Development, characterization, and evaluation of a simple polymicrobial colony biofilm model for testing of antimicrobial wound dressings

• Published in: Journal of applied microbiology Vol. 135; no. 3
• Main Authors: Robertson, Shaun N, Romero, Manuel, Fenn, Samuel, Kohler Riedi, Petra L, Cámara, Miguel
• Format: Journal Article
• Language: English
• Published: England 01.03.2024
• Subjects: Anti-Infective Agents - pharmacology; Bandages; Biofilms; Humans; Iodine - pharmacology; Iodine - therapeutic use; Pseudomonas aeruginosa; Silver; Wound Infection - drug therapy; Wound Infection - prevention & control; Candida albicans; Pseudomonas aeruginosa; colony biofilm model; wound dressing testing; Staphylococcus aureus
• ISSN: 1365-2672; 1365-2672
• DOI: 10.1093/jambio/lxae042

Chronic wound infections are generally of polymicrobial nature with aerobic and anaerobic bacteria, as well as fungi frequently observed in them. Wound treatment involves a series of steps, including debridement of the wound, flushing, and often the use of multiple wound dressings many of which are antimicrobial. Yet, many wound dressings are tested versus single species of planktonic microbes, which fails to mirror the real-life presence of biofilms.

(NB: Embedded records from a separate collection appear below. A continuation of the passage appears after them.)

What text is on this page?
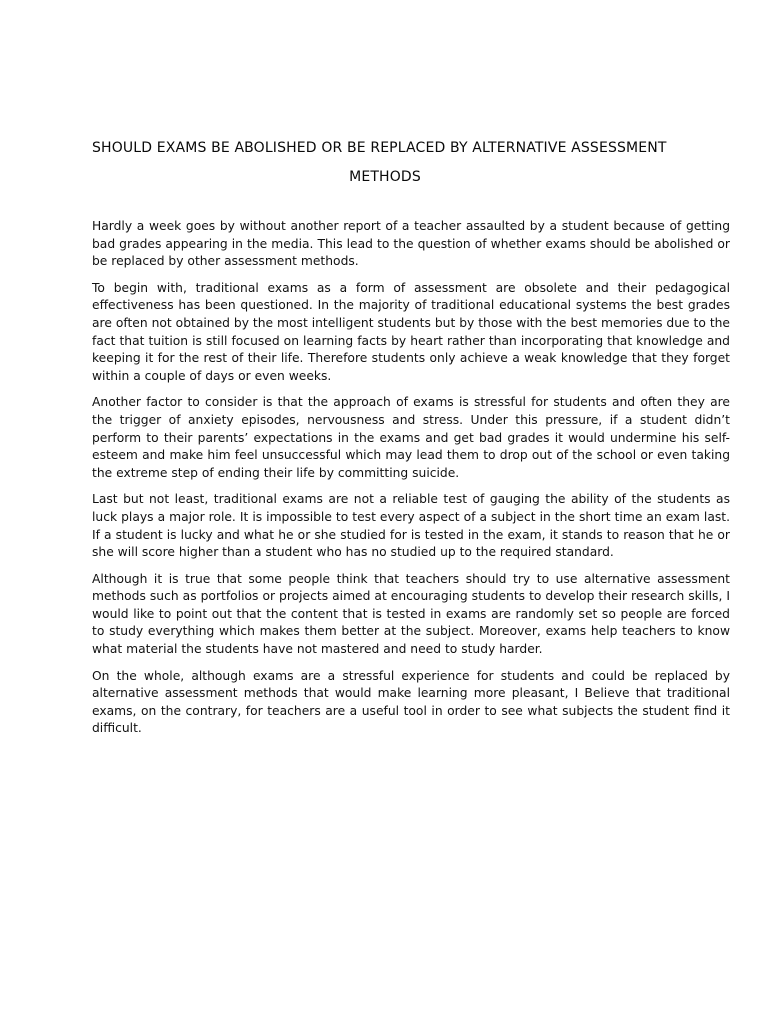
SHOULD EXAMS BE ABOLISHED OR BE REPLACED BY ALTERNATIVE ASSESSMENT
METHODS

Hardly a week goes by without another report of a teacher assaulted by a student because of getting bad grades appearing in the media. This lead to the question of whether exams should be abolished or be replaced by other assessment methods.

To begin with, traditional exams as a form of assessment are obsolete and their pedagogical effectiveness has been questioned. In the majority of traditional educational systems the best grades are often not obtained by the most intelligent students but by those with the best memories due to the fact that tuition is still focused on learning facts by heart rather than incorporating that knowledge and keeping it for the rest of their life. Therefore students only achieve a weak knowledge that they forget within a couple of days or even weeks.

Another factor to consider is that the approach of exams is stressful for students and often they are the trigger of anxiety episodes, nervousness and stress. Under this pressure, if a student didn’t perform to their parents’ expectations in the exams and get bad grades it would undermine his self-esteem and make him feel unsuccessful which may lead them to drop out of the school or even taking the extreme step of ending their life by committing suicide.

Last but not least, traditional exams are not a reliable test of gauging the ability of the students as luck plays a major role. It is impossible to test every aspect of a subject in the short time an exam last. If a student is lucky and what he or she studied for is tested in the exam, it stands to reason that he or she will score higher than a student who has no studied up to the required standard.

Although it is true that some people think that teachers should try to use alternative assessment methods such as portfolios or projects aimed at encouraging students to develop their research skills, I would like to point out that the content that is tested in exams are randomly set so people are forced to study everything which makes them better at the subject. Moreover, exams help teachers to know what material the students have not mastered and need to study harder.

On the whole, although exams are a stressful experience for students and could be replaced by alternative assessment methods that would make learning more pleasant, I Believe that traditional exams, on the contrary, for teachers are a useful tool in order to see what subjects the student find it difficult.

Simple biofilm models are the first step to testing of any antimicrobial and wound dressing; therefore, the aim of this study was to develop and validate a simple polymicrobial colony biofilm wound model comprised of Pseudomonas aeruginosa, Staphylococcus aureus, and Candida albicans on RPMI-1640 agar. The model was then used to evaluate the topical disinfectant chlorohexidine and four commercially available wound dressings using the polymicrobial model. The model used was as a starting point to mimic debridement in clinical care of wounds and the effectiveness of wound dressings evaluated afterwards. Planktonic assessment using AATCC100-2004 demonstrated that all antimicrobial wound dressings reduced the planktonic microbial burden below the limit of detection; however, when challenged with polymicrobial colony biofilms, silver wound dressings showed limited effectiveness (1-2 log CFU reductions). In contrast, a single iodine releasing wound dressing showed potent antibiofilm activity reducing all species CFUs below the limit of detection (>6-10 log) depending on the species. A disrupted biofilm model challenge was performed to represent the debridement of a wound and wound silver-based wound dressings were found to be marginally more effective than in whole colony biofilm challenges while the iodine containing wound dressing reduced microbial recovery below the limit of detection. In this model, silver dressings were ineffective versus the whole colony biofilms but showed some recovery of activity versus the disrupted colony biofilm. The iodine wound dressing reduced the viability of all species below the level of detection. This suggests that mode of action of wound dressing should be considered for the type of biofilm challenge as should the clinical use, e.g. debridement.